AK: Respironics in the US and Canada, and Fuji Respironics in Japan were great help in coordinating and providing backup units at all locations in Japan. They even helped with dead wheelchair batteries and found two connectors for which I have been searching.

Many thanks to Monica Reid, Derek Glinsman and Danny Reisberg at Respironics. Special thanks to Angela King of Pulmonetic Systems, Inc. for her extra help with the LTV®950.

Additional Comments

Adolf Ratzka: Most important for me is a good and experienced assistant whom I have trained and worked with for some time before the trip.

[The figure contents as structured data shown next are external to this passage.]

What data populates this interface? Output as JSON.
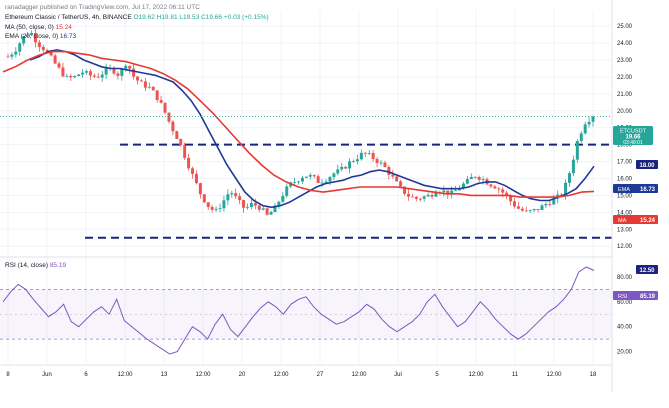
{
  "header": {
    "published_by": "ranadagger published on TradingView.com, Jul 17, 2022 06:11 UTC",
    "symbol_line": "Ethereum Classic / TetherUS, 4h, BINANCE",
    "ohlc": "O19.62 H19.81 L19.53 C19.66 +0.03 (+0.15%)",
    "ma_label": "MA (50, close, 0)",
    "ma_value": "15.24",
    "ema_label": "EMA (20, close, 0)",
    "ema_value": "16.73"
  },
  "badges": {
    "price_symbol": "ETCUSDT",
    "price_value": "19.66",
    "countdown": "03:48:01",
    "level_high": "18.00",
    "ema_name": "EMA",
    "ema_value": "16.73",
    "ma_name": "MA",
    "ma_value": "15.24",
    "level_low": "12.50",
    "rsi_name": "RSI",
    "rsi_value": "85.19"
  },
  "rsi_panel": {
    "label": "RSI (14, close)",
    "value": "85.19"
  },
  "colors": {
    "up": "#26a69a",
    "down": "#ef5350",
    "ema": "#1f3a93",
    "ma": "#e53935",
    "level": "#1a237e",
    "rsi": "#7e57c2",
    "price_line": "#26a69a"
  },
  "chart_data": [
    {
      "type": "candlestick",
      "symbol": "ETCUSDT",
      "timeframe": "4h",
      "y_ticks": [
        "25.00",
        "24.00",
        "23.00",
        "22.00",
        "21.00",
        "20.00",
        "19.00",
        "18.00",
        "17.00",
        "16.00",
        "15.00",
        "14.00",
        "13.00",
        "12.00"
      ],
      "x_ticks": [
        "8",
        "Jun",
        "6",
        "12:00",
        "13",
        "12:00",
        "20",
        "12:00",
        "27",
        "12:00",
        "Jul",
        "5",
        "12:00",
        "11",
        "12:00",
        "18"
      ],
      "ylim": [
        11.6,
        25.6
      ],
      "horizontal_levels": [
        18.0,
        12.5
      ],
      "close_path": [
        23.2,
        23.6,
        24.3,
        24.7,
        24.0,
        23.6,
        23.0,
        22.4,
        21.9,
        22.0,
        22.3,
        22.1,
        22.0,
        22.3,
        22.5,
        22.1,
        22.9,
        22.0,
        21.6,
        21.4,
        20.9,
        20.1,
        19.1,
        18.3,
        17.2,
        16.1,
        15.1,
        14.4,
        14.0,
        14.6,
        15.3,
        14.7,
        14.2,
        14.5,
        14.3,
        13.8,
        14.2,
        15.0,
        15.6,
        15.9,
        16.2,
        16.1,
        15.8,
        16.0,
        16.3,
        16.5,
        16.9,
        17.2,
        17.5,
        17.3,
        17.0,
        16.6,
        16.0,
        15.4,
        15.0,
        14.8,
        14.9,
        15.0,
        15.4,
        15.2,
        15.1,
        15.5,
        15.8,
        16.2,
        16.0,
        15.7,
        15.5,
        15.1,
        14.6,
        14.2,
        14.0,
        14.1,
        14.3,
        14.6,
        14.8,
        15.2,
        16.6,
        18.4,
        19.4,
        19.66
      ],
      "ema": [
        23.0,
        23.2,
        23.5,
        23.6,
        23.5,
        23.3,
        23.0,
        22.8,
        22.6,
        22.5,
        22.5,
        22.4,
        22.3,
        22.2,
        22.1,
        21.9,
        21.7,
        21.2,
        20.6,
        19.8,
        18.8,
        17.8,
        16.8,
        16.0,
        15.2,
        14.7,
        14.4,
        14.3,
        14.4,
        14.6,
        14.9,
        15.2,
        15.5,
        15.7,
        15.8,
        15.9,
        16.1,
        16.2,
        16.4,
        16.5,
        16.4,
        16.2,
        16.0,
        15.8,
        15.6,
        15.5,
        15.4,
        15.4,
        15.4,
        15.5,
        15.7,
        15.8,
        15.8,
        15.6,
        15.3,
        15.0,
        14.8,
        14.7,
        14.7,
        14.9,
        15.1,
        15.4,
        16.0,
        16.73
      ],
      "ma": [
        22.3,
        22.6,
        23.0,
        23.3,
        23.5,
        23.5,
        23.4,
        23.3,
        23.1,
        23.0,
        22.9,
        22.7,
        22.5,
        22.2,
        21.8,
        21.3,
        20.6,
        19.9,
        19.1,
        18.3,
        17.5,
        16.8,
        16.2,
        15.8,
        15.5,
        15.3,
        15.2,
        15.3,
        15.4,
        15.5,
        15.5,
        15.5,
        15.5,
        15.4,
        15.3,
        15.2,
        15.1,
        15.1,
        15.0,
        15.0,
        15.0,
        15.0,
        14.9,
        14.9,
        14.9,
        14.9,
        15.0,
        15.2,
        15.24
      ],
      "last": 19.66
    },
    {
      "type": "line",
      "name": "RSI (14, close)",
      "y_ticks": [
        "80.00",
        "60.00",
        "40.00",
        "20.00"
      ],
      "ylim": [
        10,
        92
      ],
      "bands": [
        70,
        30
      ],
      "values": [
        60,
        68,
        74,
        70,
        62,
        55,
        48,
        52,
        58,
        44,
        40,
        46,
        52,
        56,
        50,
        62,
        45,
        40,
        35,
        30,
        26,
        22,
        18,
        20,
        30,
        40,
        36,
        30,
        42,
        50,
        38,
        32,
        40,
        48,
        55,
        60,
        56,
        50,
        58,
        62,
        64,
        56,
        50,
        46,
        42,
        44,
        48,
        52,
        58,
        54,
        46,
        40,
        36,
        40,
        44,
        50,
        60,
        66,
        56,
        48,
        40,
        44,
        52,
        60,
        54,
        46,
        40,
        34,
        30,
        34,
        40,
        46,
        52,
        56,
        62,
        70,
        84,
        88,
        85.19
      ],
      "last": 85.19
    }
  ]
}
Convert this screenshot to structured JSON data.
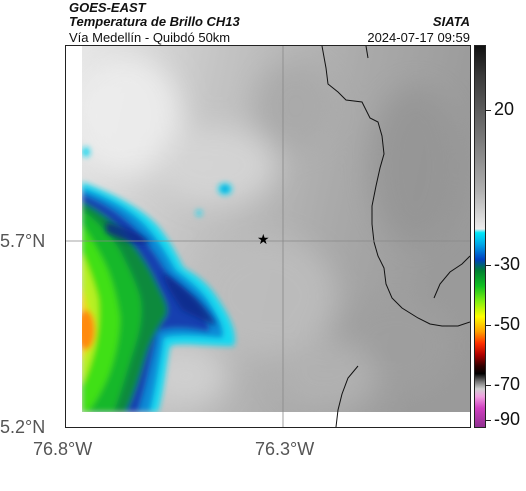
{
  "header": {
    "satellite": "GOES-EAST",
    "product": "Temperatura de Brillo CH13",
    "region": "Vía Medellín - Quibdó 50km",
    "agency": "SIATA",
    "datetime": "2024-07-17 09:59"
  },
  "axes": {
    "lat_labels": [
      "5.7°N",
      "5.2°N"
    ],
    "lon_labels": [
      "76.8°W",
      "76.3°W"
    ]
  },
  "colorbar": {
    "tick_labels": [
      "20",
      "-30",
      "-50",
      "-70",
      "-90"
    ]
  },
  "colors": {
    "background": "#ffffff",
    "border": "#222222",
    "grid": "#888888"
  },
  "marker": {
    "symbol": "★"
  }
}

I never inform the airline or travel agency of my need to use a ventilator during the flight. That would raise a number of concerns, discussions and possible negative answers. Instead, I inform them of my needs for carry-on service and for my electric wheelchair I have a medical statement that certifies that I am in excellent health and need to use a ventilator. This statement I would use only when nothing else helps. Because I am wheeled onboard in the aisle chair without my ventilator, the plane crew is not aware of my ventilation need. The ventilator and its external battery are carried in an unobtrusive bag. As the rest of the passengers embark and command the cabin crew's attention, I hook up the hose (an elegant 8 mm translucent hose - no ICU-looking circuit) without a mouthpiece. The only question I might get asked by the crew, when the plane is in the air and they discover the hose in my mouth, is whether it is oxygen. Over the years I have traveled to most continents and my policy of never mentioning the ventilator beforehand nor asking for special treatment because of my ventilator has worked out fine.

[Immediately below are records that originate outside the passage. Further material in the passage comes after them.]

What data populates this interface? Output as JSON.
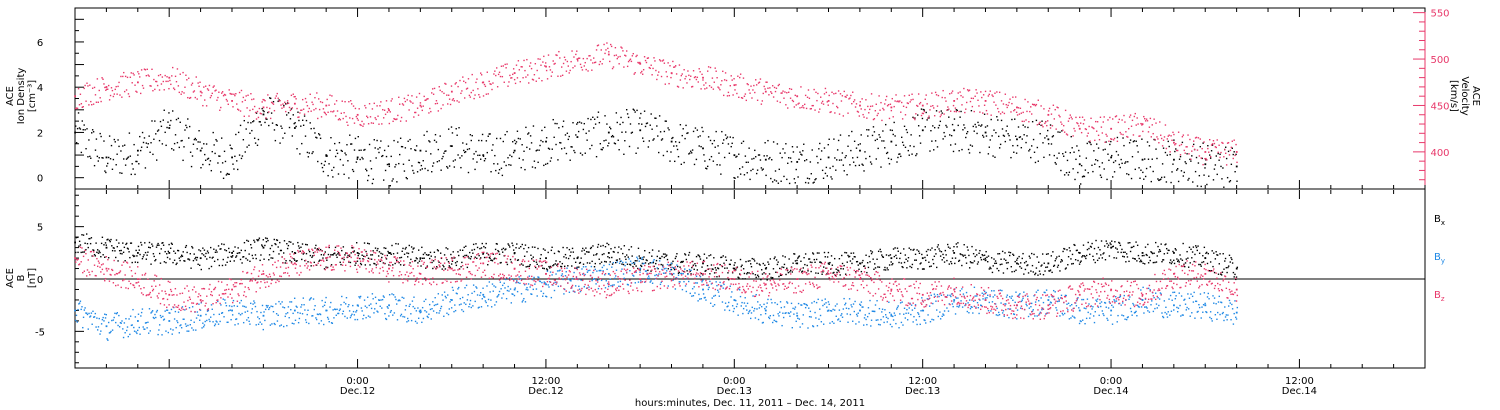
{
  "chart_data": [
    {
      "type": "scatter",
      "panel": "top",
      "ylabel_left": [
        "ACE",
        "Ion Density",
        "[cm⁻³]"
      ],
      "ylabel_right": [
        "ACE",
        "Velocity",
        "[km/s]"
      ],
      "x_range_hours": [
        -18,
        68
      ],
      "x_data_extent_hours": [
        -18,
        56
      ],
      "left_axis": {
        "ylim": [
          -0.5,
          7.5
        ],
        "ticks": [
          0,
          2,
          4,
          6
        ]
      },
      "right_axis": {
        "ylim": [
          360,
          555
        ],
        "ticks": [
          400,
          450,
          500,
          550
        ]
      },
      "series": [
        {
          "axis": "left",
          "color": "#000000",
          "x": [
            -18,
            -16,
            -14,
            -12,
            -10,
            -8,
            -6,
            -4,
            -2,
            0,
            2,
            4,
            6,
            8,
            10,
            12,
            14,
            16,
            18,
            20,
            22,
            24,
            26,
            28,
            30,
            32,
            34,
            36,
            38,
            40,
            42,
            44,
            46,
            48,
            50,
            52,
            54,
            56
          ],
          "values": [
            2.0,
            0.9,
            1.2,
            2.2,
            1.2,
            0.9,
            2.8,
            2.2,
            1.0,
            0.9,
            0.6,
            1.2,
            1.4,
            1.0,
            1.2,
            1.6,
            1.8,
            2.0,
            2.1,
            1.6,
            1.3,
            1.0,
            0.8,
            0.7,
            0.9,
            1.2,
            1.6,
            2.1,
            2.1,
            2.0,
            1.7,
            1.7,
            0.6,
            0.9,
            0.8,
            0.8,
            0.6,
            0.5
          ]
        },
        {
          "axis": "right",
          "color": "#e8386a",
          "x": [
            -18,
            -16,
            -14,
            -12,
            -10,
            -8,
            -6,
            -4,
            -2,
            0,
            2,
            4,
            6,
            8,
            10,
            12,
            14,
            16,
            18,
            20,
            22,
            24,
            26,
            28,
            30,
            32,
            34,
            36,
            38,
            40,
            42,
            44,
            46,
            48,
            50,
            52,
            54,
            56
          ],
          "values": [
            460,
            470,
            475,
            480,
            465,
            455,
            448,
            452,
            450,
            440,
            445,
            450,
            465,
            475,
            485,
            492,
            500,
            505,
            495,
            485,
            480,
            472,
            465,
            460,
            455,
            450,
            448,
            450,
            455,
            455,
            448,
            440,
            425,
            425,
            430,
            410,
            400,
            400
          ]
        }
      ]
    },
    {
      "type": "scatter",
      "panel": "bottom",
      "ylabel_left": [
        "ACE",
        "B",
        "[nT]"
      ],
      "x_range_hours": [
        -18,
        68
      ],
      "x_data_extent_hours": [
        -18,
        56
      ],
      "ylim": [
        -8.5,
        8.5
      ],
      "ticks": [
        -5,
        0,
        5
      ],
      "zero_line": true,
      "series": [
        {
          "name": "B",
          "sub": "x",
          "color": "#000000",
          "x": [
            -18,
            -16,
            -14,
            -12,
            -10,
            -8,
            -6,
            -4,
            -2,
            0,
            2,
            4,
            6,
            8,
            10,
            12,
            14,
            16,
            18,
            20,
            22,
            24,
            26,
            28,
            30,
            32,
            34,
            36,
            38,
            40,
            42,
            44,
            46,
            48,
            50,
            52,
            54,
            56
          ],
          "values": [
            3.5,
            3.0,
            2.5,
            2.5,
            2.0,
            2.5,
            3.0,
            2.5,
            2.0,
            2.5,
            2.5,
            2.0,
            2.0,
            2.5,
            2.5,
            2.0,
            2.0,
            2.5,
            2.0,
            1.5,
            1.5,
            1.0,
            1.0,
            1.5,
            1.5,
            1.5,
            2.0,
            2.0,
            2.5,
            1.8,
            1.5,
            1.5,
            2.5,
            3.0,
            2.5,
            2.5,
            2.0,
            1.0
          ]
        },
        {
          "name": "B",
          "sub": "y",
          "color": "#1e88e5",
          "x": [
            -18,
            -16,
            -14,
            -12,
            -10,
            -8,
            -6,
            -4,
            -2,
            0,
            2,
            4,
            6,
            8,
            10,
            12,
            14,
            16,
            18,
            20,
            22,
            24,
            26,
            28,
            30,
            32,
            34,
            36,
            38,
            40,
            42,
            44,
            46,
            48,
            50,
            52,
            54,
            56
          ],
          "values": [
            -3.0,
            -4.5,
            -4.0,
            -4.0,
            -3.5,
            -3.0,
            -3.5,
            -3.0,
            -3.0,
            -2.5,
            -2.5,
            -3.0,
            -2.0,
            -1.5,
            -1.0,
            -0.5,
            0.0,
            0.5,
            1.0,
            0.5,
            -1.0,
            -2.0,
            -3.0,
            -3.5,
            -3.0,
            -3.0,
            -3.5,
            -3.0,
            -2.0,
            -2.0,
            -2.5,
            -2.0,
            -3.0,
            -3.0,
            -2.0,
            -2.5,
            -2.5,
            -3.2
          ]
        },
        {
          "name": "B",
          "sub": "z",
          "color": "#e8386a",
          "x": [
            -18,
            -16,
            -14,
            -12,
            -10,
            -8,
            -6,
            -4,
            -2,
            0,
            2,
            4,
            6,
            8,
            10,
            12,
            14,
            16,
            18,
            20,
            22,
            24,
            26,
            28,
            30,
            32,
            34,
            36,
            38,
            40,
            42,
            44,
            46,
            48,
            50,
            52,
            54,
            56
          ],
          "values": [
            2.0,
            1.0,
            0.0,
            -1.5,
            -2.0,
            -1.0,
            0.5,
            1.5,
            2.0,
            2.0,
            1.0,
            0.5,
            1.0,
            1.5,
            1.0,
            0.5,
            0.0,
            -0.5,
            0.0,
            0.5,
            0.5,
            0.0,
            -0.5,
            0.0,
            0.5,
            0.0,
            -1.0,
            -1.5,
            -1.0,
            -2.0,
            -2.5,
            -2.5,
            -1.5,
            -1.0,
            -1.5,
            0.5,
            0.5,
            -1.0
          ]
        }
      ]
    }
  ],
  "time_axis": {
    "major_ticks": [
      {
        "hour": 0,
        "time": "0:00",
        "date": "Dec.12"
      },
      {
        "hour": 12,
        "time": "12:00",
        "date": "Dec.12"
      },
      {
        "hour": 24,
        "time": "0:00",
        "date": "Dec.13"
      },
      {
        "hour": 36,
        "time": "12:00",
        "date": "Dec.13"
      },
      {
        "hour": 48,
        "time": "0:00",
        "date": "Dec.14"
      },
      {
        "hour": 60,
        "time": "12:00",
        "date": "Dec.14"
      }
    ],
    "title": "hours:minutes, Dec. 11, 2011 – Dec. 14, 2011"
  }
}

Audrey King: Knowing your attendant well is absolutely crucial because there is more stress, unpredictability and fatigue when you travel. Also you are more physically dependent when you are out of your familiar environment that has been set up especially for you. I cannot over-emphasize the importance of research and planning. You must know how your equipment works and how to reassemble or readjust it if settings get altered (basic troubleshooting). This includes packing basic fix-it-yourself tools such as tape and scissors and back-up bits and pieces.

You also need to locate resources at your destination. I always carry a doctor's letter, but only produce it when and if challenged. The right blend of gratitude, respect and appreciation for those who truly help you along the way (and there are many such folks) is essential, as well as strong assertiveness when you absolutely must have things provided in the way they need to be provided.